Co trzeba zrobić aby w Visual Studio mieć bogaty intelisense

Rozważmy taki kawałek kodu:

[csharp]
public double CaclulateField(double width, double height){
return width * height;
}
[/csharp]

Podpowiadanie składni dla niego wygląda tak:

image

Ogólnie szału nie ma. Można się domyśleć co robi funkcja i co podać w parametrach jednak czasem chciało by się mieć pięknie opisane parametry – szczególnie gdy tworzymy publiczne api, które będzie wykorzystywane na zewnątrz – poza naszym działem, firmą, przez osoby,  z którymi nie współpracujemy bezpośrednio i nie możemy szybko wytłumaczyć co autor miał na myśli. Wtedy chciało by się mieć takie podpowiadanie:

image

Lub nawet takie:

image

czyli od razu mówiące o wyjątkach.

Żeby to uzyskać, wystarczy początkową metodę opisać w poniższy sposób:

[csharp]
/// <summary>
/// Metoda obliczania pola kwadratu dla podanej
/// wysokości i szerokości
/// </summary>
/// <param name="width">szerokość</param>
/// <param name="height">wysokość</param>
/// <returns>pole kwadratu o zadanych bokach</returns>
/// <exception cref="NegativeValueException">
/// </exception>
public double CalculateField(double width, double height)
{
return width*height;
}
[/csharp]

Takie rozwiązanie ma jedną zasadniczą wadę, zmieniając kod a nie zmieniając komentarzy w szczególności dodają nowe parametry lub zmieniając znaczenie starych stawiamy przyszłego użytkownika takiego api w sytuacji gdy intelisense go okłamuje. No i biedny musi sam badać co zrobi nasz wspaniale opisany kod. Ten problem jest zresztą typowy dla wszystkich komentarzy. Kod się zmienia, ewoluuje a komentarz zostaje i w skrajnych wypadkach może być zupełnie nieadekwatny do tego co opisuje a częściej po prostu nieaktualny.
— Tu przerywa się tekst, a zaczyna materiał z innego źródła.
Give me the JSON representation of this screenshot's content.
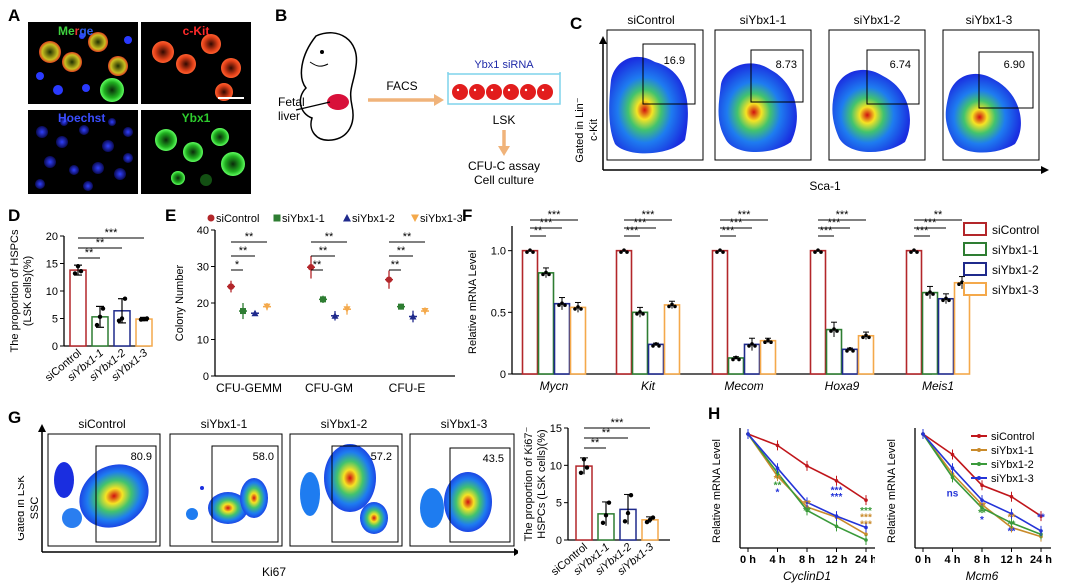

Rozwiązaniem na to są testy jednostkowe. TAK normalne testy jednostkowe. Jeżeli chcemy ułatwić życie innym to stwórzmy serię testów jednostkowych wykorzystujących to nasze API na wszelkie przewidziane przez na sposoby . Umieśćmy je w projekcie examples czy podobnie i wtedy użytkownik – inny programista (a jakże) ucieszy się niezmiernie. Będzie mógł uruchomić kawałek kodu i zobaczyć jak działa, będzie mógł go zdebugwać, poeksperymentować z nim a i my sami zaoszczędzimy sobie czasu, bo jeśli zmienimy api to testy przestaną się kompilować i/lub uruchamiać więc natychmiast będziemy mieli informację zwrotną na temat tego co i gdzie zmienić – koniec z przeglądaniem dokumentacji “papierowej” w poszukiwaniu jakiś zmian. Pomyślcie o innych – niech nikt już nie musi się borykać z nieaktualnymi przykładami w jakimś zapomnianym CHMie czy na niezaktualizowanej stronie.